Open Problems in Retail Finance
The paper concludes with three unsolved conjectures, ranked by decreasing likelihood of ever being solved:
- FOMO Integrability: Is FOMO integrable on [0, ∞)? If false, cumulative FOMO diverges to infinity, which is concerning but not inconsistent with observation.
- Dark Mode Optimality: Does the color scheme (#09090b background, #f59e0b accent) minimize retinal fatigue for ambient light below 50 lux?
- Why Does It Go Down When I Buy? If true, markets exhibit observer-dependent dynamics with no analogue in classical physics but extensive support in the lived experience of every retail trader who has ever lived.
Frequently Asked Questions
Is this whitepaper serious?
The math is real. The theorems are valid. The conclusions could have been communicated in a single sentence. We wrote 13 pages anyway because competitive instinct demanded it and because the world does not have enough mathematical proofs that free things are good.
Do I need to read the whitepaper to use The Morning Setup?
Absolutely not. Everything you need to know is: there is a free newsletter with 16 tools, it arrives at 6:15 AM, and you should not check your portfolio before coffee. The whitepaper proves all of this with operator theory, quantum fields, and epidemiology. The tools work exactly the same whether you read it or not.
Why does the paper prove that checking your portfolio before coffee is bad?
Theorem 1 demonstrates that for any von Neumann-Morgenstern utility function with diminishing marginal returns, checking your portfolio at a caffeine level below 0.3 produces an expected emotional payoff of -0.47 utils. For comparison, stubbing your toe is -0.31 utils.
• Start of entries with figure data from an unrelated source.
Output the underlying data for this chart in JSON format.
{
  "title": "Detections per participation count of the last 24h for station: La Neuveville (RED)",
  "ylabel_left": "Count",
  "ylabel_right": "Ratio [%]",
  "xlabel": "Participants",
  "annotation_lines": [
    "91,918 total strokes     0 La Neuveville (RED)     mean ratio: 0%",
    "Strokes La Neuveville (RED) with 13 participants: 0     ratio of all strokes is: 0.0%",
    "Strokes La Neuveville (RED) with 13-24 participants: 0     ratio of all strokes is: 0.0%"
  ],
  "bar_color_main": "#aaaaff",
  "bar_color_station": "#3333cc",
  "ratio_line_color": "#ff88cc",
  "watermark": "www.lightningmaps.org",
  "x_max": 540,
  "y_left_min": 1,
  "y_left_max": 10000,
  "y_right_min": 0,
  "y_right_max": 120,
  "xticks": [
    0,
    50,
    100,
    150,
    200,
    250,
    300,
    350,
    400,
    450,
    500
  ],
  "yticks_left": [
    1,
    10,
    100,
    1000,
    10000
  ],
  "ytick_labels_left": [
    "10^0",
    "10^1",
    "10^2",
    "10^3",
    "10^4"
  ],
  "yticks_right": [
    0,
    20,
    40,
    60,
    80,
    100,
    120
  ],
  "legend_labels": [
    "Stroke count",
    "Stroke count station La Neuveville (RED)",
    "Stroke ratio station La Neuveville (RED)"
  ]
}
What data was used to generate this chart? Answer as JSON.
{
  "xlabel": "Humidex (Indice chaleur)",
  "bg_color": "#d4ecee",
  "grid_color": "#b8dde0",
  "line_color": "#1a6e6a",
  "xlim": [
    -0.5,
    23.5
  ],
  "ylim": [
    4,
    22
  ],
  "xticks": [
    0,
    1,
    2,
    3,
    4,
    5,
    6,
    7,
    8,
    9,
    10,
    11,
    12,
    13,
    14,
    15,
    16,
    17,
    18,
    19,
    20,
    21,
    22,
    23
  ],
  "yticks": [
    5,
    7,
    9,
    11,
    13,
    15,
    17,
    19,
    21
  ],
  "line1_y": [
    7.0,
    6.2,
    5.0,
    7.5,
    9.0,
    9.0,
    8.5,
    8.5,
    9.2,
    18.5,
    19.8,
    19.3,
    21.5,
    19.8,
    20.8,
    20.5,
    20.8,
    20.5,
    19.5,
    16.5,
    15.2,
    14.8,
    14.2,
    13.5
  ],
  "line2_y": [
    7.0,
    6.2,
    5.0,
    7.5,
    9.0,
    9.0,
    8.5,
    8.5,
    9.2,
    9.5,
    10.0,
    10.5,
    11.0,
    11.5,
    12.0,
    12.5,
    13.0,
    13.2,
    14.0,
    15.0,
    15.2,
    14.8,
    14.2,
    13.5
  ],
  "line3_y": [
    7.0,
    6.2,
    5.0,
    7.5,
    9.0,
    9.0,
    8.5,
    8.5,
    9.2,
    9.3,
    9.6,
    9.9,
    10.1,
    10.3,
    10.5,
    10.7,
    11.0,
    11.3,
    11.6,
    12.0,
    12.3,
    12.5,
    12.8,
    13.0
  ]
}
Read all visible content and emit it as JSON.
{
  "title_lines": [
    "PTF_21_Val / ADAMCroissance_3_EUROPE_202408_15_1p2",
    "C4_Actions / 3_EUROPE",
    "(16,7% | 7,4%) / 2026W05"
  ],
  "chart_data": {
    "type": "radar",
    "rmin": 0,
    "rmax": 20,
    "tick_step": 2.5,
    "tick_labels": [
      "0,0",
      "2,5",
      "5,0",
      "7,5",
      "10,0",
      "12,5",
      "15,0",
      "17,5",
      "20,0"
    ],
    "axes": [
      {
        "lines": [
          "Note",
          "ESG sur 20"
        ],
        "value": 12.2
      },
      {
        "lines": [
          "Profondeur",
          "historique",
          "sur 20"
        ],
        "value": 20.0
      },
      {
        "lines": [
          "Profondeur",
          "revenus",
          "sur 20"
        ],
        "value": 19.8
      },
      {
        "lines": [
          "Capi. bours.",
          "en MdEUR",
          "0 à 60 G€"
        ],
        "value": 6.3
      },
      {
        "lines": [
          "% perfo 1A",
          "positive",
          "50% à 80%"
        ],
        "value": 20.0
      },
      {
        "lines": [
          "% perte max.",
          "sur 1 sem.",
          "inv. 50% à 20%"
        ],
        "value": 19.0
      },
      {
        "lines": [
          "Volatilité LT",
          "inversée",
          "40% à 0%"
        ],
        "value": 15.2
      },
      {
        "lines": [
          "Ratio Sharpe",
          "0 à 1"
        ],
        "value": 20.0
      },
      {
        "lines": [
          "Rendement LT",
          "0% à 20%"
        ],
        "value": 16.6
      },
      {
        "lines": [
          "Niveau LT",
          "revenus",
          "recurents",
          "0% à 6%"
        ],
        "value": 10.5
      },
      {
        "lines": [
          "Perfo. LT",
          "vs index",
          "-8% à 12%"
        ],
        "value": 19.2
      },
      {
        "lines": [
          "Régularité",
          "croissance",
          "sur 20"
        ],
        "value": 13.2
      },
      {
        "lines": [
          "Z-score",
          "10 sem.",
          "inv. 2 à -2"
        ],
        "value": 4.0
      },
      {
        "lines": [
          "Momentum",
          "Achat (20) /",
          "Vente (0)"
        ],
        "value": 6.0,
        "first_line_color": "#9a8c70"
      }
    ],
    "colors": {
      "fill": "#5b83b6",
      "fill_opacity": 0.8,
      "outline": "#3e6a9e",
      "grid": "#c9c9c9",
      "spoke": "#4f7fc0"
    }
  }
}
The proof required 13 pages of mathematics to establish a fact that everyone already knows.
Is subscriber growth really modeled as an epidemic?
Yes. The newsletter SIR model places subscription at R0 = 15, between measles and chickenpox in transmissibility. We mean this as a compliment. Unlike measles, newsletter subscription is not vaccine-preventable, though several competing newsletters appear to be attempting to develop one by making their content sufficiently unpleasant.
What is the heatmap a fiber bundle on a Riemannian manifold?
The stock market heatmap is a grid of colored rectangles. Green means up. Red means down. Section 6 of the paper proves it is also a fiber bundle on a Riemannian manifold, because apparently we had time. The practical consequence is that it is topologically impossible to construct a heatmap where a stock is simultaneously green and red.
The boat remains unpurchased
The system is deployed. It costs $0. The math cost considerably more, but we are treating that as a sunk cost and not thinking about it further.